I was excited when I saw 'choosing the right data model' as one of the rules, but they are talking about the data models the DB uses internally. The important data model is choosing how you model the data you have to analyze. I have my biases, but I'd argue that a dimensional model would be a good starting if we're really at a 101 level and extensions to the model are for future classes/development.

Starting with the end in mind is very important. When I look at this, I think in terms of data culture. Who needs to be able to do what in your organization? What types of question will you need to answer most often? What types of questions will you need to support in an ad-hoc manner?

To many organizations "analytics" means arithmetic, but with complex filtering logic and business logic, traditional BI, essentially. To others, "analytics" means R code monkeys. To others it may mean specifically visualizations and the presentation layer. There are many interpretations of the word. Regardless of the interpretation, process and culture are more important to understand before the technology.

For a rough analogy, it's like saying "Software development 101: Choosing the right programming language". Sure it matters, but knowing what your software needs to support and what the primary use cases are are more important to understand.

Ninja edit: Grammar.

3 comments

I agree with all of this and I think it also carries over to software design too: People tend to think about which design pattern, from some preconceived menu of design patterns, they will need, instead of applying common sense to how the business workflow will look with the desired outputs, and then working backwards from there, usually with some Occam's Razor sprinkled in to make sure you don't overdo it with design mumbo jumbo.

What this has taught me over time is that the best systems, whether for data modeling and data storage, or for software, are systems that go to great lengths to ensure it is extremely cheap and easy to reconfigure, redesign, scrap everything and try something new, and adapt your designs to the real life pain points you didn't anticipate.
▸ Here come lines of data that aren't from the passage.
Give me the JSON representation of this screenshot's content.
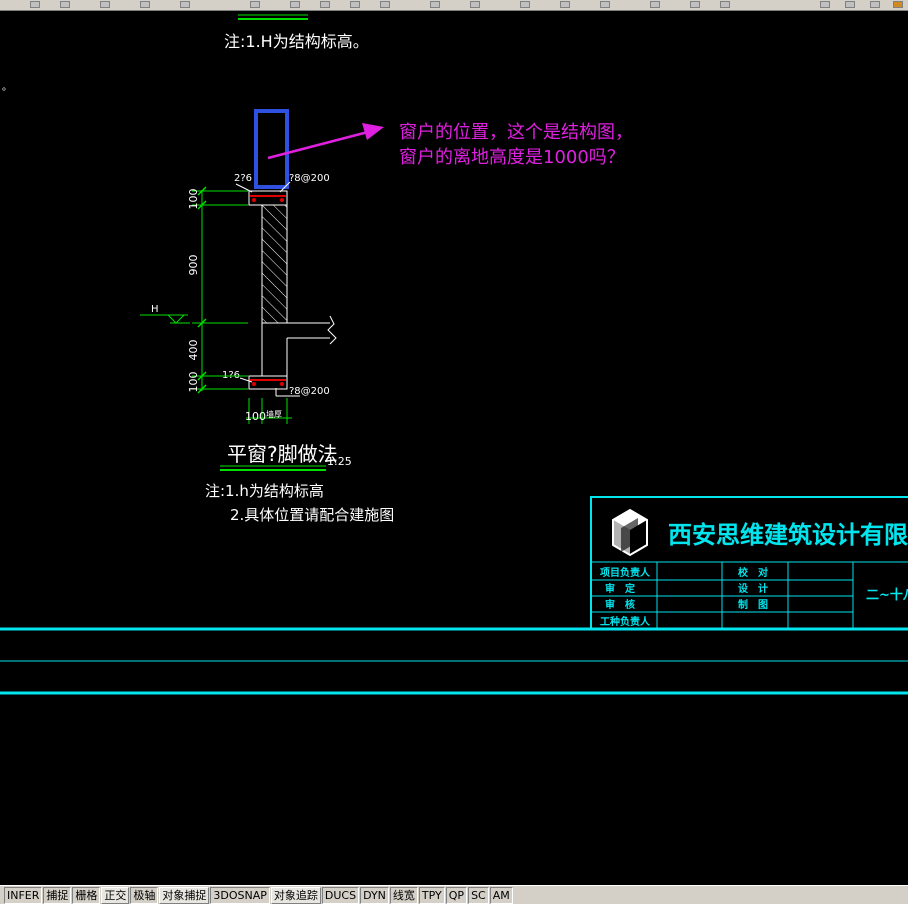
{
  "notes": {
    "top_note": "注:1.H为结构标高。",
    "stray_mark": "。",
    "note1": "注:1.h为结构标高",
    "note2": "2.具体位置请配合建施图"
  },
  "annotation": {
    "line1": "窗户的位置，这个是结构图，",
    "line2": "窗户的离地高度是1000吗？",
    "color": "#e020e0"
  },
  "section": {
    "title": "平窗?脚做法",
    "scale": "1:25",
    "level_mark": "H",
    "rebar_top_left": "2?6",
    "rebar_top_right": "?8@200",
    "rebar_bottom_left": "1?6",
    "rebar_bottom_right": "?8@200",
    "dims_vertical": [
      "100",
      "900",
      "400",
      "100"
    ],
    "dim_bottom": "100",
    "dim_bottom_right": "墙厚"
  },
  "title_block": {
    "company": "西安思维建筑设计有限责任公司",
    "rows_left": [
      "项目负责人",
      "审　定",
      "审　核",
      "工种负责人"
    ],
    "rows_mid": [
      "校　对",
      "设　计",
      "制　图"
    ],
    "right_text": "二~十八",
    "color": "#00e5ee"
  },
  "statusbar": {
    "items": [
      {
        "label": "INFER",
        "on": false
      },
      {
        "label": "捕捉",
        "on": false
      },
      {
        "label": "栅格",
        "on": false
      },
      {
        "label": "正交",
        "on": true
      },
      {
        "label": "极轴",
        "on": false
      },
      {
        "label": "对象捕捉",
        "on": true
      },
      {
        "label": "3DOSNAP",
        "on": false
      },
      {
        "label": "对象追踪",
        "on": true
      },
      {
        "label": "DUCS",
        "on": false
      },
      {
        "label": "DYN",
        "on": false
      },
      {
        "label": "线宽",
        "on": false
      },
      {
        "label": "TPY",
        "on": false
      },
      {
        "label": "QP",
        "on": false
      },
      {
        "label": "SC",
        "on": false
      },
      {
        "label": "AM",
        "on": false
      }
    ]
  }
}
I've been very frustrated in the last several years because you see so many people trying to shoehorn this sort of idea into so-called "Agile" methods, but those methods put the emphasis in the wrong place. They depict agility as a property of the team of humans beings, and the particular tasks and schedules of the humans involved. They don't do anything to improve the agility of the underlying software systems, and you can have the most Agile team ever but still get burnt by committing to a bad and hard-to-change design, even if you're generating gobs of story points or other nonsense.

One of the most important and powerful planning tools is to prototype your architecture. Begin doing actual work with it. "Beta test" it with a limited set of actual business users. Collect data, like you're profiling, and make these decisions with evidence about your actual use case, not trite analogies or generalizations of it.

And place a premium on tools that demonstrably make it easy to scrap an underperforming design and replace it with a different design.

Modelling your data dimensionally is becoming less and less popular in the analytics space.

It used to be the standard in data warehouses but now the trend is to leave the data unstructured and use query tools e.g Drill or do multiple ETL into structured versions. But even the structured versions would not be relationally modelled to any great extent. Data scientists typically want access to data right now not in a few months when your database guy has finishing modelling it.

Dimensional modeling, though often associated with a traditional waterfall methodology, is not tied to this delivery methodology.

It remains the most understandable model to the largest population of end users. Analytics is a very broad term, as I mentioned in my original post, and the audience is huge. If "analytics" to you implies an audience of primarily data savvy end users, then dimensional modeling may not hold as much value.

I tend to find that the data scientists at our clients still do a lot more data wrangling than data science when they don't have clean models to work with as a baseline.

Additionally, there's a big difference between exploratory analysis of new data sources where access and low latency are key, and well-known domains that have fairly predictable needs. The former have a habit of transforming into the latter. Dimensional models remain one of the most efficient physical structures of data for a read-dominant workload.

Long story short, I think it's worthwhile to both of us to look outside our bubbles. I work for a BI and data science consultancy. My focus specifically is in core BI workloads, and so I'm definitely overexposed to more traditional modeling techniques. I can guarantee you, though, that the cycle time for a usable pilot that includes a fully realized dimensional model is more on the order of a handful of weeks than months in a typical delivery.

What's your bubble?

Any recommendations? Maybe start a flowchart for collaborative editing? Please link me.